Through his use of electric batteries at the Royal Institution Davy first isolated chlorine, followed by the isolation of elemental iodine in 1813. Using the batteries Davy was also able to isolate the elements sodium and potassium. From these experiments Davy concluded that the forces that join chemical elements together must be electrical in nature. Davy also opposed the idea that caloric was an immaterial fluid, arguing instead that heat was a type of motion.

== John Dalton ==
John Dalton was an English chemist who developed the idea of atomic theory of chemical elements. Dalton's atomic theory of chemical elements assumed that each element had unique atoms associated with and specific to that atom. This was in opposition to Lavoisier's definition of elements which was that elements are substances that chemists could not break down further into simpler parts. Dalton's idea also differed from the idea of corpuscular theory of matter, which believed that all atoms were the same, and had been a supported theory since the 17th century.
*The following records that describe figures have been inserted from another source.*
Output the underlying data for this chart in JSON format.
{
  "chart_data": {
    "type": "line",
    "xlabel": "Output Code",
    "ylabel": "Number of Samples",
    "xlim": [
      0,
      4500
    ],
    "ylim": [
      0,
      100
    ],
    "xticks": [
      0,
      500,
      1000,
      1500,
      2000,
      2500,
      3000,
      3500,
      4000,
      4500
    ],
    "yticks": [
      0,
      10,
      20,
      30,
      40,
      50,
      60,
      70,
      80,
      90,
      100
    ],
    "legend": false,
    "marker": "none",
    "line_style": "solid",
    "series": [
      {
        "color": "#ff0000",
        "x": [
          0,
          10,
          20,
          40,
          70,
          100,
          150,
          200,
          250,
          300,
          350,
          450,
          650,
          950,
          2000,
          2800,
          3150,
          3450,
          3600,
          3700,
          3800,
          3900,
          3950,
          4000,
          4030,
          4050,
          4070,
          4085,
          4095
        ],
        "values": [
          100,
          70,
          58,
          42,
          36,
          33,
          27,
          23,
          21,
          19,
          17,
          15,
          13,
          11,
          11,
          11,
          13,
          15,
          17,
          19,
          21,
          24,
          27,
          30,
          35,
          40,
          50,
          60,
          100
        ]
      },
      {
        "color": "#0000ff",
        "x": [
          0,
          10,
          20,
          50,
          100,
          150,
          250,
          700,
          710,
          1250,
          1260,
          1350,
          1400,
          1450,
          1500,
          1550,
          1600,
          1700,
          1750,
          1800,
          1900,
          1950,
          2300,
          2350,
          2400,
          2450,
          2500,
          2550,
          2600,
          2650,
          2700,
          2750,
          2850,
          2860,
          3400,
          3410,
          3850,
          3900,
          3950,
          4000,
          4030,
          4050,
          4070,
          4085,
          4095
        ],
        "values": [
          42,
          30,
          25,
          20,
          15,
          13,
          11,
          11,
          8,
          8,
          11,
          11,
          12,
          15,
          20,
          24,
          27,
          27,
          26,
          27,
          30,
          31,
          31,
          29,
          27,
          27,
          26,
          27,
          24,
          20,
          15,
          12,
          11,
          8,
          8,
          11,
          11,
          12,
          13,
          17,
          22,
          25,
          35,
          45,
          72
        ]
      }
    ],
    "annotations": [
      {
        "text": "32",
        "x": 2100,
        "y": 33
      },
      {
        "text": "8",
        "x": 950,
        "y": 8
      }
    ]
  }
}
To help support his idea, Dalton worked on defining the relative weights of atoms in chemicals in his work New System of Chemical Philosophy, published in 1808. His text showed calculations to determine the relative atomic weights of Lavoisier's different elements based on experimental data pertaining to the relative amounts of different elements in chemical combinations. Dalton argued that elements would combine in the simplest form possible. Water was known to be a combination of hydrogen and oxygen, thus Dalton believed water to be a binary compound containing one hydrogen and one oxygen.

Dalton was able to accurately compute the relative quantity of gases in atmospheric air. He used the specific gravity of azotic (nitrogen), oxygenous, carbonic acid (carbon dioxide), and hydrogenous gases as well as aqueous vapor determined by Lavoisier and Davy to determine the proportional weights of each as a percent of a whole volume of atmospheric air. Dalton determined that atmospheric air contains 75.55% azotic gas, 23.32% oxygenous gas, 1.03% aqueous vapor, and 0.10% carbonic acid gas.

== Jöns Jacob Berzelius ==
Jöns Jacob Berzelius was a Swedish chemist who studied medicine at the University of Uppsala and was a professor of chemistry in Stockholm. He drew on the ideas of both Davy and Dalton to create an electrochemical view of how elements combined together. Berzelius classified elements into two groups, electronegative and electropositive depending which pole of a galvanic battery they were released from when decomposed. He created a scale of charge with oxygen being the most electronegative element and potassium the most electropositive. This scale signified that some elements had positive and negative charges associated with them and the position of an element on this scale and the element's charge determined how that element combined with others.

Berzelius's work on electrochemical atomic theory was published in 1818 as Essai sur la théorie des proportions chimiques et sur l'influence chimique de l'électricité. He also introduced a new chemical nomenclature into chemistry by representing elements with letters and abbreviations, such as O for oxygen and Fe for iron. Combinations of elements were represented as sequences of these symbols and the number of atoms were represented at first by superscripts and then later subscripts.